Added comments after obtaining data file
I retrieved winequality-red.csv and worked with its DataFrame
julia> VERSION
v"0.3.5"
julia> using DataFrames
julia> train_df = readtable("data/winequality-red.csv", separator=';')
julia> y = train_df[:quality]
1599-element DataArray{Int64,1}:
julia> x = train_df[:, 1:11]
1599x11 DataFrame
julia> typeof(x)
DataFrame (constructor with 22 methods)
x and y are at this point array-like objects. The blog post apparently uses vector and matrix to convert these to true arrays, but these functions are unfamiliar to me. As IainDunning points out in his answer (I'd like to cite this properly but haven't puzzled that out yet), this conversion is now done via array. Perhaps this is what you need to do:
julia> y = array(train_df[:quality])
1599-element Array{Int64,1}:
julia> x = array(train_df[:, 1:11])
1599x11 Array{Float64,2}:
I've not followed through with an analysis of all of the other code, so this is a hint at the answer rather than a fully fleshed out and tested solution to your problem. Please let me know how this it works out if you give it a try.

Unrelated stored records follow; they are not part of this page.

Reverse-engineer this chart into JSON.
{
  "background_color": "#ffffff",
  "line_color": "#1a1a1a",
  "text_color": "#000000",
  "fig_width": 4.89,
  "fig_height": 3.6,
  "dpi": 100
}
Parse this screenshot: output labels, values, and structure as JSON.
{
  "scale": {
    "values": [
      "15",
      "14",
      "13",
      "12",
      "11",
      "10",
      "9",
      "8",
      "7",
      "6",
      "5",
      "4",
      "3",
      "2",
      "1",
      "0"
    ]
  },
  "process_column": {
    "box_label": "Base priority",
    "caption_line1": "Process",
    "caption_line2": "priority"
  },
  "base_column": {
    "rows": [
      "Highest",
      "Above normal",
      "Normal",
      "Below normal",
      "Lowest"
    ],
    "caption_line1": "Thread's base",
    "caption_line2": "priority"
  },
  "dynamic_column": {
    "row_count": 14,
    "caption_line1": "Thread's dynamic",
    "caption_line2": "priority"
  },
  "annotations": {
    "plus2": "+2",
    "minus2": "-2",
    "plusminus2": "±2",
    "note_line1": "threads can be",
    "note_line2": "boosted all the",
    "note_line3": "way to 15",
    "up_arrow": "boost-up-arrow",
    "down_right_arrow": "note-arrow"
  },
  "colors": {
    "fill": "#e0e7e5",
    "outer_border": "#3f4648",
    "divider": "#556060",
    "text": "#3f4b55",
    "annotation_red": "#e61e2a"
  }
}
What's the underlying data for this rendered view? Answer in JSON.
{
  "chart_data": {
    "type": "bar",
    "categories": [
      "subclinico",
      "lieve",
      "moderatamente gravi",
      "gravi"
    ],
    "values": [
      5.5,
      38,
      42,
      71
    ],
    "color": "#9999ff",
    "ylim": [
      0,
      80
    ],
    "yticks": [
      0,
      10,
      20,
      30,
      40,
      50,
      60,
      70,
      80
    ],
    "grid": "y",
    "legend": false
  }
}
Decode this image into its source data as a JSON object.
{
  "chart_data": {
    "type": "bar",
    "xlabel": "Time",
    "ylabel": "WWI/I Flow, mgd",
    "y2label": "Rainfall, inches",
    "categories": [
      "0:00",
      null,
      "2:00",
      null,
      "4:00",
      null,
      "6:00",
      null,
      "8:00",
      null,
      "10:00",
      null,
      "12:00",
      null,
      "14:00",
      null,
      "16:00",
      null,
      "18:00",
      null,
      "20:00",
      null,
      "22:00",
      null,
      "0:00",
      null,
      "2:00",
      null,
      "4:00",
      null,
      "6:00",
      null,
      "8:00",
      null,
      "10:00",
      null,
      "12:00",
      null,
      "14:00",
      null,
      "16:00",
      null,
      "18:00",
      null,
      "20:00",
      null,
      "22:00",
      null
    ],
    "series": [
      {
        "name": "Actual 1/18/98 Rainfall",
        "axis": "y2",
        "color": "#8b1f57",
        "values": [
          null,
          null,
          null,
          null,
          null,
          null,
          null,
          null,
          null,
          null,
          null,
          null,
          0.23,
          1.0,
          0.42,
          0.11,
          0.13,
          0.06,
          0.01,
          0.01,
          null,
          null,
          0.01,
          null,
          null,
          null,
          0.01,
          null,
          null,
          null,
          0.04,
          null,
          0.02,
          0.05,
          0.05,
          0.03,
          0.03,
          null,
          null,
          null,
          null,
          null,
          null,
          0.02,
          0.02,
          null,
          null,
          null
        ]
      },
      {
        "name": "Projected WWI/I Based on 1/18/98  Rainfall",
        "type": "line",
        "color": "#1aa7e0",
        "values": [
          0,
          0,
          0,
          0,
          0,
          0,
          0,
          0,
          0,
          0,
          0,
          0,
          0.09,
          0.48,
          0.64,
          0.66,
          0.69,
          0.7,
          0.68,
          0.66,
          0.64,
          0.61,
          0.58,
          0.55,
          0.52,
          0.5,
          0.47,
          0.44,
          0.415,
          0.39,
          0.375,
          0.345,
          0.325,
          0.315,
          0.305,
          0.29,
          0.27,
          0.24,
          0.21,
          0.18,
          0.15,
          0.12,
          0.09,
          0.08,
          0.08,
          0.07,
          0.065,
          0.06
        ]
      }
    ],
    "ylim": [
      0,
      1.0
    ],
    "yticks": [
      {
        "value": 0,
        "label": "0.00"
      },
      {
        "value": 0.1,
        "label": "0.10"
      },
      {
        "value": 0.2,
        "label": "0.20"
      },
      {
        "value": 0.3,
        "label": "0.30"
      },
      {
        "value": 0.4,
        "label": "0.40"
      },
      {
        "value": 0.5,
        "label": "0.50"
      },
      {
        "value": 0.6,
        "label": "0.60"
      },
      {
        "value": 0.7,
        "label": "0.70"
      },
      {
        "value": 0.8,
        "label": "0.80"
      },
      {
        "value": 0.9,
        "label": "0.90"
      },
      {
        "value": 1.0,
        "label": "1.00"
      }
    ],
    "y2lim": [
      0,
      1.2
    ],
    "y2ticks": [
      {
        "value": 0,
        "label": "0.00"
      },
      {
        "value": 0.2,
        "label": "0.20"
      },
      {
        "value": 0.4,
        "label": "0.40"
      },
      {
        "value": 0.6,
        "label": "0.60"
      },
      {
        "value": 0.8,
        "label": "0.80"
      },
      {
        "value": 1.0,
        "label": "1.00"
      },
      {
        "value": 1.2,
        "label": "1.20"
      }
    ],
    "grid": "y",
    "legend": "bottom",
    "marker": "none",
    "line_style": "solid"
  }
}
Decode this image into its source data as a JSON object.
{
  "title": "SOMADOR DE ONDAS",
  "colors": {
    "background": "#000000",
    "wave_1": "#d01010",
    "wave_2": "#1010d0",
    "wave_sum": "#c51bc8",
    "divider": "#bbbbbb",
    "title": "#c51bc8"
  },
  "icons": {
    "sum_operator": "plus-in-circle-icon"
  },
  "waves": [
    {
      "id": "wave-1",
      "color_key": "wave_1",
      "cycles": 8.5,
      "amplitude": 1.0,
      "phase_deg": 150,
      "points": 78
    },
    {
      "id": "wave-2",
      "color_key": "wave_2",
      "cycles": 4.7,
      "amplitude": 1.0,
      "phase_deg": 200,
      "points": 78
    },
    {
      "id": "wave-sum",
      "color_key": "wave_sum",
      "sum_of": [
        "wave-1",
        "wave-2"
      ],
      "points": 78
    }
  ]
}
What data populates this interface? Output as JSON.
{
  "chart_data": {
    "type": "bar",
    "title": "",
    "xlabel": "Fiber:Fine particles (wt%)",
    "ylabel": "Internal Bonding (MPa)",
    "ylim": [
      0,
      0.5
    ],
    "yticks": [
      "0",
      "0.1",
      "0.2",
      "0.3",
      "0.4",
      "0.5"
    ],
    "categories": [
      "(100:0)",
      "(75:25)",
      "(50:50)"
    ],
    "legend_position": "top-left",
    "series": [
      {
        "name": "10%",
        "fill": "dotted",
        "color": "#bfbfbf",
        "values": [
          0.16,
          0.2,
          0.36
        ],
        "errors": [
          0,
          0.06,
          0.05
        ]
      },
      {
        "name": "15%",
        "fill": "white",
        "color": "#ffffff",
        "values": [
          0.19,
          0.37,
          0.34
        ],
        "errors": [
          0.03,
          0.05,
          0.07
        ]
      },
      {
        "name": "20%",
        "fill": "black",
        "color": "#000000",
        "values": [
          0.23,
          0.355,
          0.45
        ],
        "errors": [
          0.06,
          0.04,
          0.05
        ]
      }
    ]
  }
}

I'm accustomed to seeing and using Array{Float64,1} and Array{Float64,2} rather than Vector{Float64} and Matrix{Float64}. Possibly the vector and matrix synonyms for specific types of arrays is deprecated.
I believe vector(...) and matrix(...) were both replaced with just array(...), but I can't find an issue number to correspond with that change.